Успокоили Петрония и Василия, оставили покойного Сибина и повели разговор о том, что и кому осталось после газды Сибина. Говорили о его состоянии, о домах и участках, о наличном капитале, затем — о зятьях и завещании. Будет ли, мол, тяжба или завещание останется в силе. Потом решили проводить его останки, так как все сошлись на том, что газда Сибин был человек редкостный и заслуженный, какого не часто встретишь и какому нелегко найти замену. Одни похвалы слышались со всех сторон. «Это не шутка, брат! Крестьянский сын, никто и ничто, гол как сокол, а постоянством и трудолюбием достиг таких степеней».

Хвалили в один голос, а поручик Милько даже спросил крайне озабоченно и испуганно, осталась ли хоть фотография газды Сибина и есть ли она у кого? Но ответа он не получил, разговор перешел на другие темы.

Петроние подсел к Васе и начал ему рассказывать о своих делах: о земле, которую он прикупил, о доме, который намерен строить весной, и о плане дома, каковой составил сам, без помощи инженера; вытащив складной метр и плотницкий карандаш, он взял давешнее извещение о смерти Сибина, на чистой его стороне начертил план дома с комнатами и прихожей, двором и колодцем и прочими сооружениями. Он чертил и объяснял, а Васа критиковал и осуждал план. Так они разговаривали и препирались до полудня, и за это время дважды поссорились; Петроние заявил Васе, что он болван и дурак, а Васа кричал ему: «Краденое добро не впрок!» и «Дьявол возьмет свое!» Но перед обедом, как водится, помирились и отправились восвояси.

У дверей они еще задержались и поговорили о том, что их ждет дома.

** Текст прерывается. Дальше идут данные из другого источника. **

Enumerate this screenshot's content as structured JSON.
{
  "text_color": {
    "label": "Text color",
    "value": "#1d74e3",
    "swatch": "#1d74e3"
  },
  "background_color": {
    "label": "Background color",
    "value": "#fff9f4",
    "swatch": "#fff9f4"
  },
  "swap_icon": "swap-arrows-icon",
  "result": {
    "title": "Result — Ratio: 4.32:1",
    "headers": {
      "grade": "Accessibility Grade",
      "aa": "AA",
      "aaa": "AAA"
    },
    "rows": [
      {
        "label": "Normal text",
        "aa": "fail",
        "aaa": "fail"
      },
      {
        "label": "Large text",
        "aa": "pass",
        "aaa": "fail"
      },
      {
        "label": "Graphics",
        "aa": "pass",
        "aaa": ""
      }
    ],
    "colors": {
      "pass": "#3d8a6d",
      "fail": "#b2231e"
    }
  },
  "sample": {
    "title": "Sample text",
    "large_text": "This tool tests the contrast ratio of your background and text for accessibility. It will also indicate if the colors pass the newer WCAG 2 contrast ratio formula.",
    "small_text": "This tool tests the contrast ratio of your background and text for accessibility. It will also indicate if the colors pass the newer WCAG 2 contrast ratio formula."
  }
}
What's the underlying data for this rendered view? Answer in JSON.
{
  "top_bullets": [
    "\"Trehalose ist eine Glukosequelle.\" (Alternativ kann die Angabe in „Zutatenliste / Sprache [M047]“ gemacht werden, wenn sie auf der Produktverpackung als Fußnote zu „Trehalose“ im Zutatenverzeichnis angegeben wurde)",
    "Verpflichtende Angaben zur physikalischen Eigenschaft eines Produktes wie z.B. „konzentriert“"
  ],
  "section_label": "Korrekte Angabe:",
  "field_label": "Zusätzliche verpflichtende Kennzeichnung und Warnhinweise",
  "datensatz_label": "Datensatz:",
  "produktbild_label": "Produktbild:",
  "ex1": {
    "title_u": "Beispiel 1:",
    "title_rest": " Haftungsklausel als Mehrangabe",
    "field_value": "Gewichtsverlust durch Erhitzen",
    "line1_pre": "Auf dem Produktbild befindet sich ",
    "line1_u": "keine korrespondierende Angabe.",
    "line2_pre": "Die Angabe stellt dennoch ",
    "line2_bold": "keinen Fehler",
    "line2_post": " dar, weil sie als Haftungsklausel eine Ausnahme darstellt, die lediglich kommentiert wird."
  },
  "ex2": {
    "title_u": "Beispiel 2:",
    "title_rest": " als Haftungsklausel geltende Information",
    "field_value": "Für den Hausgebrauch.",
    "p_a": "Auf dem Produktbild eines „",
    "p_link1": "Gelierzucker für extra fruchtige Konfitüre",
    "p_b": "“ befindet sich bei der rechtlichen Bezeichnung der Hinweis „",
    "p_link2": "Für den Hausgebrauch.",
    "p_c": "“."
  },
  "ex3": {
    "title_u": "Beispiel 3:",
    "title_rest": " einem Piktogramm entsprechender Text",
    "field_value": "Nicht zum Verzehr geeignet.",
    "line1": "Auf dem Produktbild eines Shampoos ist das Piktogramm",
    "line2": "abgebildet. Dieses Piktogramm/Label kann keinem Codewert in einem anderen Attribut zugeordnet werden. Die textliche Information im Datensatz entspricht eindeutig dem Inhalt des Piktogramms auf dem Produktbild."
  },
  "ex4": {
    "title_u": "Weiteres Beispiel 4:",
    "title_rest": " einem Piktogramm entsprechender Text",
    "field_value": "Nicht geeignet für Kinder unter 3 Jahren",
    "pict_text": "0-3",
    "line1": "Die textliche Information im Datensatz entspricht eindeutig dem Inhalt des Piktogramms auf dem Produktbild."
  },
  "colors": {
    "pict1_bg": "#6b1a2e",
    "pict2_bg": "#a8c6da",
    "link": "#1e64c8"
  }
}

— Видишь ли, Васа, — сказал Петроние, кивнув на улицу, — до такой погоды я охотник. Нет ничего лучше, как вот хватит мороз, вроде сегодняшнего, а ты идешь себе домой обедать, и ждет тебя там жареный поросенок. Да не так себе, на один зубок, а этак в пять или шесть кило. Моя Полексия еще утром вынесла его на мороз. И когда я внесу его с мороза, да выну этот мой перочинный нож (золингенского завода, сталь лучше аглицкой, острый, как бритва), да придвину к себе жаркое с салатом из капусты, чтоб отвести глаза жене, затяну банатскую: «Женка, к стенке обернись!» — и вылью все масло в капусту. Придвину, значит, поросенка, а Полексии скажу: «Запри дверь, не пускай никого, даже того, что посылки разносит; сегодня меня нет дома!» Ну, что ты скажешь? Ей-богу, лучше моя бедность и чистая совесть да доброе здравие, чем все добро, лавки, дома и участки покойного газды Сибина — пропади они пропадом! Ха-ха-ха! Какая ему теперь польза от всего этого! Вот зятья, те скажут ему спасибо!

ГЛАВА ВТОРАЯ

Что говорят торговые ряды и отечественная печать, то есть общественное мнение, о Сибиновой смерти

Вскоре весь город узнал, что умер газда Сибин — человек выдающийся, знаменитый на весь край. Газеты споспешествовали распространению этой вести. Все поместили кто короткую, кто пространную заметку о его смерти. Как и о каждом смертном, мнения о нем разделились — как было при жизни, так и сейчас, после смерти. Как и у каждого смертного, у него были друзья и недруги. Плохо тому, на кого не лают — гласит народная пословица, тем более что он принимал заметное участие во всех делах общественных. Газда Сибин недолго оставался в стороне от новых веяний. И его подхватила волна прогресса. Народ зашевелился, пошел за новым временем, воспринял новые идеи. Возникали новые газеты. Все разделились на партии и стали выписывать соответствующие их убеждениям газеты, а газда Сибин, как сторонник властей, выписывал официоз «Сербске новине», в которой с наибольшим интересом читал третью и четвертую страницы, где помещались объявления об аукционах и извещения ссудного банка о продаваемых с молотка имениях, — это было все его чтение и духовная пища! Хотя эта пища была ему полезна, он все же вскоре увидел, что никак нельзя ею ограничиваться. Газда Сибин убедился, что и ему надлежит вмешаться в какую-нибудь свару. Был он раньше «ничей», и все его называли просто хозяйчиком, обывателем, а иногда даже пиявкой и паразитом. Никто его не защищал, ибо дела его были такого рода, что часто ему случалось обижать людей, которым он давал двумя руками, чтобы потом выколачивать из них четырьмя ногами, считая свои и судебного исполнителя. «А! — сказал однажды газда Сибин. — Новое время — новые песни!» И он тоже «определился». Вошел Сибин в партию, и притом в ту, которая находилась в оппозиции, зятьев же своих определил в две другие.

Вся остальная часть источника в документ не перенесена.